Trecho retirado das “Romane Lectures” publicadas em 1943 pelo biólogo, filósofo e educador britânico Julian Huxley (1887-1975)

    Prezados leitores, Relatos Selvagens é um filme de 2014 que reúne histórias de pessoas que, confrontadas com situações em que se sentem injustiçadas, magoadas, ou violentadas, perdem o controle e deixam aflorar seus instintos mais primários. Num caso, dois motoristas trocam insultos na estrada e acabam matando-se mutuamente; noutro caso um engenheiro que tem seu carro guinchado quatro vezes se depara com o sadismo de pequenos burocratas que exercem poder dizendo não às pessoas,  e para se vingar explode um carro de guincho e vai parar na prisão; na última história do filme, na festa do seu casamento a noiva descobre que seu esposo a trai com uma colega de trabalho que também é convidada da cerimônia e para se vingar joga a moça contra um espelho, deixando-a toda ensanguentada.

    Em todos os casos, as reações viscerais acabam prejudicando o indivíduo, mas ele não deixa de tomar a atitude de dar vazão à sua raiva porque não consegue controlar-se ou porque se não o fizer explode. Nesse sentido, o filme, retratando situações do cotidiano vividas por cidadãos do século XXI, mostra que ainda estamos longe do ideal preconizado por Julian Huxley no trecho que abre este artigo. Em 1943 Huxley aventava a possibilidade que a evolução física do homem tinha chegado ao fim, ou procederia de forma muito lenta como resultado das pressões da seleção natural. Por outro lado, o homem poderia evoluir do ponto de vista moral, aprendendo com a experiência, incorporando esses ensinamentos ao seu comportamento e construindo assim uma prática que o levasse a refletir sobre os erros e a permeá-la de valores éticos que norteassem tanto as correções de rota quanto os fins a serem alcançados.

    Huxley sabia que tal potencial moral do homem estava longe de se tornar uma realidade mas, como bom humanista, ele nunca deixou de propor esse novo método de evolução como um meio de tornar o homem o senhor do seu destino na Terra.  Se nem todos nós somos capazes de agirmos sempre com um senso de propósito, com autocrítica e com consistência, é inegável que um homem como Mahatma Gandhi chegou perto disso. Em sua luta para garantir o direito aos indianos de autogovernarem-se sem ser tutelados pelos ingleses, o advogado de Gujarat sempre propôs e foi fiel ao princípio da não-violência, pelas razões expostas no trecho que abre este artigo.

    Ao ser preso inúmeras vezes pelos ingleses por sua atuação política anticolonialista, ele nunca se rebelou contra as autoridades e sempre se submeteu às leis então vigentes, pois considerava que se os indianos conseguissem tomar o poder pela força, no longo prazo a violência voltar-se-ia contra eles e eles tornar-se-iam tão tirânicos quanto os ingleses eram em relação aos seus colonizados Gandhi manteve-se fiel a seus princípios até o fim de sua vida: ao ser alvejado por tiros disparados por Nathuram Godse em 30 de janeiro de 1948, logo depois da promulgação da Lei de Independência da Índia em 1947, pediu que seu assassino não fosse punido, para que não houvesse estímulo ainda maior às violências mútuas cometidas por hindus e muçulmanos.
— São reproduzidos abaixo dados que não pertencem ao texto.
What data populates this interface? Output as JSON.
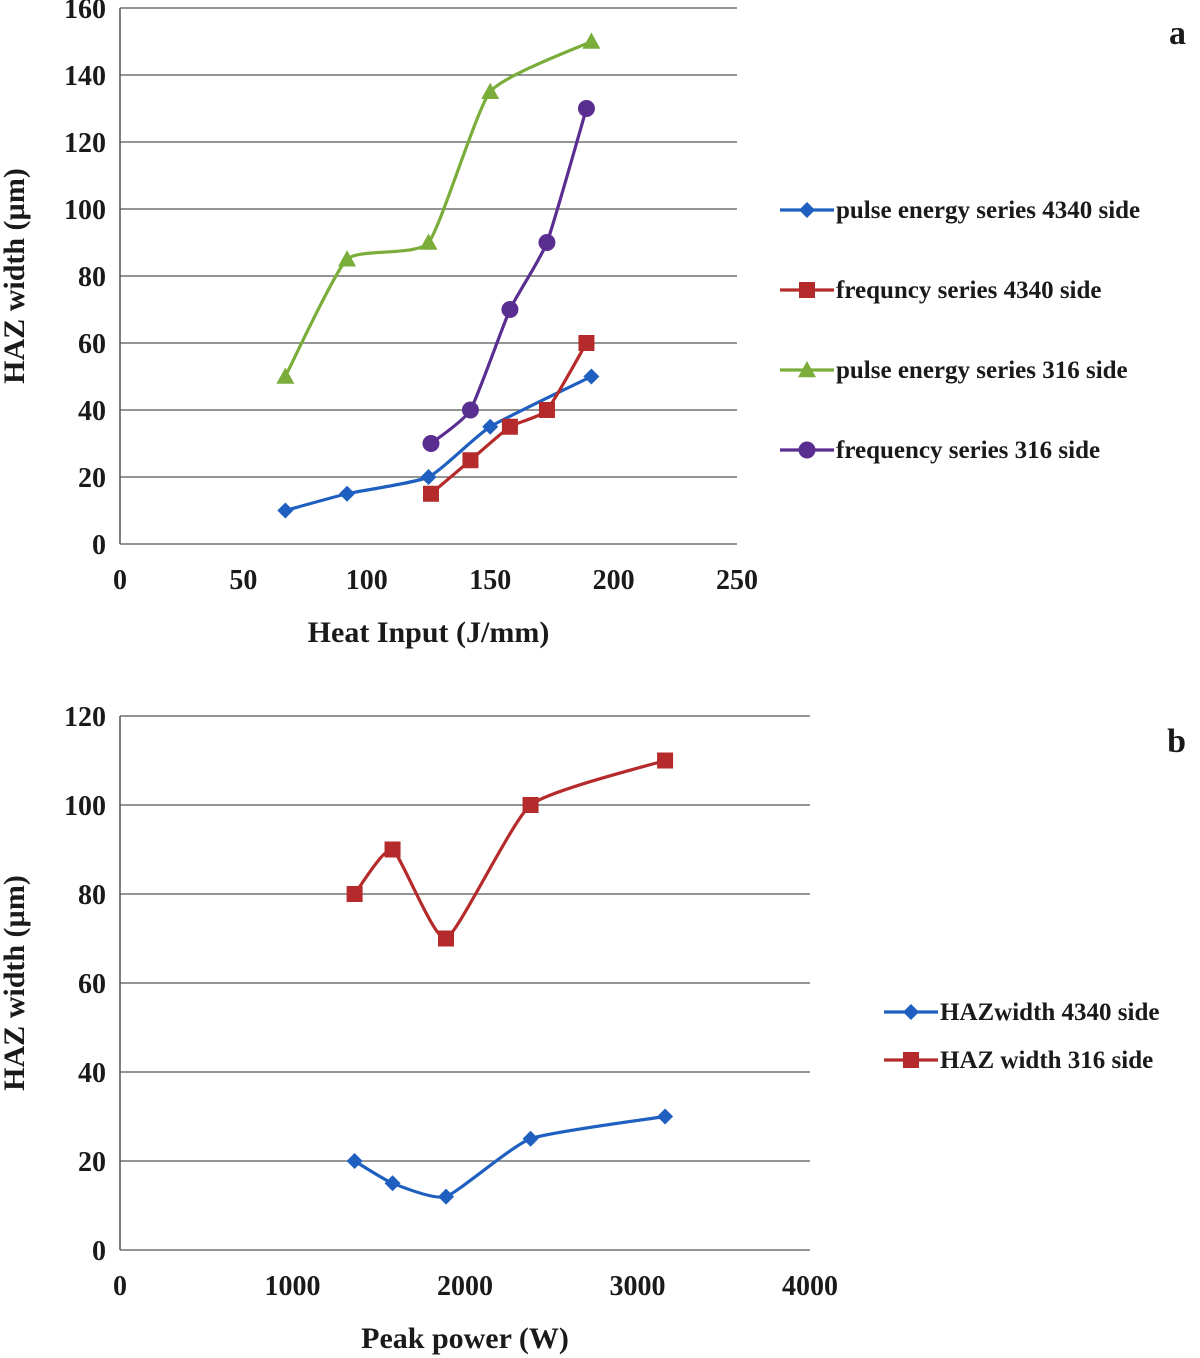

    Prezados leitores, se a reação instintiva dos homens é vingar-se pelas injúrias sofridas e o comportamento do Mahatma é exceção, o que fazermos nesses tempos em que uma guerra se desenrola na Europa e nenhuma das partes em conflito parece disposta a ceder de verdade para chegarem a um compromisso? O que fazer se russos e ucranianos e seus respectivos aliados exigem a submissão total do outro? Será que entramos em um círculo vicioso de violência e retaliações em que o único desfecho é a selvageria autodestrutiva? Ou será que aparecerá um outro espírito desinteressado, gentil, simples e compreensivo com seus inimigos como o de Gandhi que conseguiu atingir fins políticos sem jamais ter manchado suas mãos de sangue? Aguardemos e quem sabe a evolução moral preconizada por Huxley e praticada por Mohandas se desenrole ante nossos olhos.